Esse novo comportamento também foi validado pela própria FIFA. Para a edição de 2026, a entidade máxima do futebol expandiu suas credenciais e programas voltados para influenciadores globais em coberturas de bastidores e ações puramente digitais, reconhecendo que a narrativa do torneio para as novas gerações passa, obrigatoriamente, pelo filtro desses comunicadores.

De acordo com Victor Cabral, especialista e referência nacional em Creator Economy, o mercado vive hoje uma disputa feroz que migrou da simples transmissão para o campo da atenção. “A Copa de 2026 pode ser considerada a primeira Copa em que os creators terão um papel tão relevante quanto os próprios canais de distribuição. O jogo continua sendo o principal produto, mas a audiência é construída por meio de uma rede de conteúdos paralelos que nasce nas redes sociais e acompanha o torcedor ao longo de toda a jornada”, analisa Cabral.

Essa transformação estética e conceitual espelha uma mudança profunda no hábito de consumo dos torcedores. O público atual não se contenta mais em ser apenas espectador passivo dos 90 minutos de partida. A experiência do evento é fragmentada e expandida por meio de análises táticas independentes, memes, bastidores exclusivos, vídeos curtos e debates acalorados no TikTok, Instagram, YouTube e X (antigo Twitter). Na prática, o ecossistema da Copa do Mundo ganha vida horas antes do apito inicial e reverbera por dias após o término do jogo.

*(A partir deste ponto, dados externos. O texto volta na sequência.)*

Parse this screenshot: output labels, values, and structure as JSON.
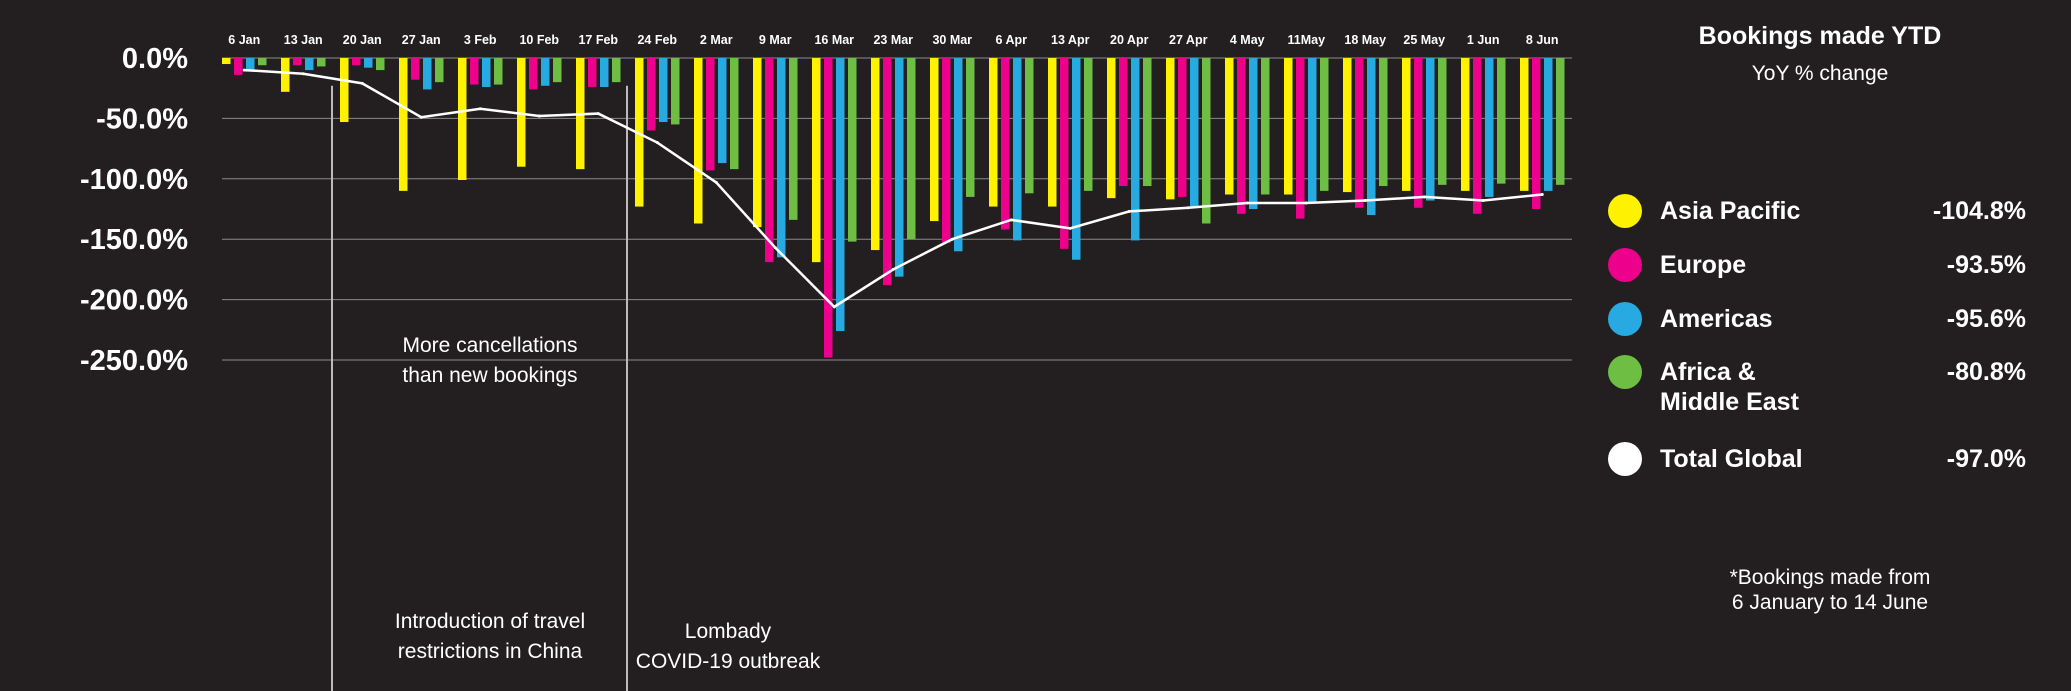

Para o mercado de live marketing e publicidade, esse cenário abre avenidas de oportunidades para ir muito além do comercial de 30 segundos no intervalo ou dos logotipos estáticos nas placas de campo. As marcas agora têm a chance de se inserir de forma orgânica nas conversas e tendências geradas por criadores que possuem comunidades altamente engajadas e fiéis. “Estamos vendo uma mudança estrutural na indústria da comunicação esportiva. Quem transmite a partida continua tendo um ativo valioso, mas quem consegue gerar conversa e engajamento ao redor daquele conteúdo passa a disputar a mesma atenção. Na Creator Economy, audiência é relacionamento e participação”, conclui Cabral.